Therapy clients often report that taking a mindful walk leaves them feeling refreshed, feeling more connected to nature, gaining perspective on their problems, and increasing their self-confidence.
research
According to Moore, the following study is one of the most convincing studies about meditation in general, and walking meditation in particular.
- A 2019 study found that just 13 minutes of meditation daily for eight weeks had positive effects on mood, attention, and memory.
- A 2016 study showed that eight weeks of Mindfulness-Based Stress Reduction (MBSR) changed brain structures related to emotional regulation.
- A promising 2018 study showed that just one 10-minute meditation session increased participants’ focus and gave them a task to complete after meditating.
- A 2020 study suggested that the number of walks per week was associated with improved mental health. The length of the walk is not an important factor.
- In 2018, researchers found that both a single 10-minute walk and 10 minutes of meditation immediately improved mood in young people.

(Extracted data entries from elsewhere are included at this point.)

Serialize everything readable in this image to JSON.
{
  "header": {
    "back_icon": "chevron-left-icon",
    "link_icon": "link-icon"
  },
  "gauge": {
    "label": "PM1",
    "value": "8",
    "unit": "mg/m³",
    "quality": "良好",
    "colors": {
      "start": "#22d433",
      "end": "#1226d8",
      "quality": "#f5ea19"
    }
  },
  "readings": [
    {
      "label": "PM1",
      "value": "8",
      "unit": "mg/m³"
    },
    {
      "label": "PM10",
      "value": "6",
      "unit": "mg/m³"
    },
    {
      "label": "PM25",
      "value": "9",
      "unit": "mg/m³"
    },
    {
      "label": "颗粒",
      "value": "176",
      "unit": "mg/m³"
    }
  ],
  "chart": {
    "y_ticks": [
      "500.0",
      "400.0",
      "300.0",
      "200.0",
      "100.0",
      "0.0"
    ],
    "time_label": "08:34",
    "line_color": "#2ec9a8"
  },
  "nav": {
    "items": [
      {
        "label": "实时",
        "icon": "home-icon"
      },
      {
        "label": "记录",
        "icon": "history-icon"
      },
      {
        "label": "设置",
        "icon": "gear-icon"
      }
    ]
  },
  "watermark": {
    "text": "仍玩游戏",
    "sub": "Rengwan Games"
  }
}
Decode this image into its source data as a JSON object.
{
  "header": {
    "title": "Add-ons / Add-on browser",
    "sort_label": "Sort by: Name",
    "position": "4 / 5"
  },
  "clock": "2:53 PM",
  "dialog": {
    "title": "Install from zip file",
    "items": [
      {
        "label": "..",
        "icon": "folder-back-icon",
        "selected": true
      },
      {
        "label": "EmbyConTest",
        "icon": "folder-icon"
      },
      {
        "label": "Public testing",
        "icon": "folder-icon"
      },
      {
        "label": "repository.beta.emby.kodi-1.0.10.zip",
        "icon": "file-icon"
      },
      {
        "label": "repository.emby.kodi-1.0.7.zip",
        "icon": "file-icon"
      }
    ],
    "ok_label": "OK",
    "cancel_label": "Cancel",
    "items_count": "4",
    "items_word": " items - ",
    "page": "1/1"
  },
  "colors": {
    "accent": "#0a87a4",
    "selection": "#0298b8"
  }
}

Mindful walking techniques and tips
Remember, walking meditation doesn’t have to be complicated and doesn’t require careful planning. It’s about getting out and walking like you always do, but with a little more mindfulness and intention.
Here are Dr. Ho’s top tips for making walking meditation work for you:
- Walk slowly in a quiet and calm place.
- Focus on one sensation at a time. For example, focus on the sensation of your breathing or what you see while walking.
- Be aware of your surroundings and your judgments about what you are doing and thinking.
- Write down your thoughts about upcoming events, busyness, etc. for the rest of the day.
- When you notice difficult thoughts, try to let them go by instead focusing on the feeling of your feet touching the ground, the coolness of the wind on your skin, or other physical sensations.
- Continue this practice during your walk. Observe your sensations, observe your thoughts, let go of your thoughts, and focus on your surroundings.
overcome challenges
The main question people have when starting walking meditation is, “Am I doing it right?”
Moore says this is very common, but she gives him permission to stop voicing the idea. “Let me be clear: as long as you go into meditation with the intention of being present, you’re doing the right thing,” she asserts.
So what can you do when those fears and doubts start to arise? Here’s Moore’s advice:
- Remember that learning new skills like meditation takes time and practice.
- Tell yourself that it’s okay to get lost in thought during your walking meditation.
- Just continue to gently bring your awareness back to the present moment.
- When in doubt, focus on your five senses: sight, smell, taste, hearing, and touch.
- Try not to criticize yourself when your mind wanders.
conclusion
According to Dr. Ho, the benefits of walking meditation are similar to meditation as a whole, and can help reduce stress and depression, improve sleep quality, and even improve health conditions such as high blood pressure and chronic pain.
Most importantly, if you are just starting walking meditation, try not to worry about whether you are doing it correctly or whether it is effective. Incorporating walking meditation is something almost anyone can do. It’s all about getting out there, putting one foot in front of the other, and trying to be aware of the present moment and what I’m experiencing.
“Understand that the purpose of meditation is not to clear your mind,” says Dr. Ho. “The real goal is to be able to observe and notice the thoughts that enter and exit your mind without judgment.”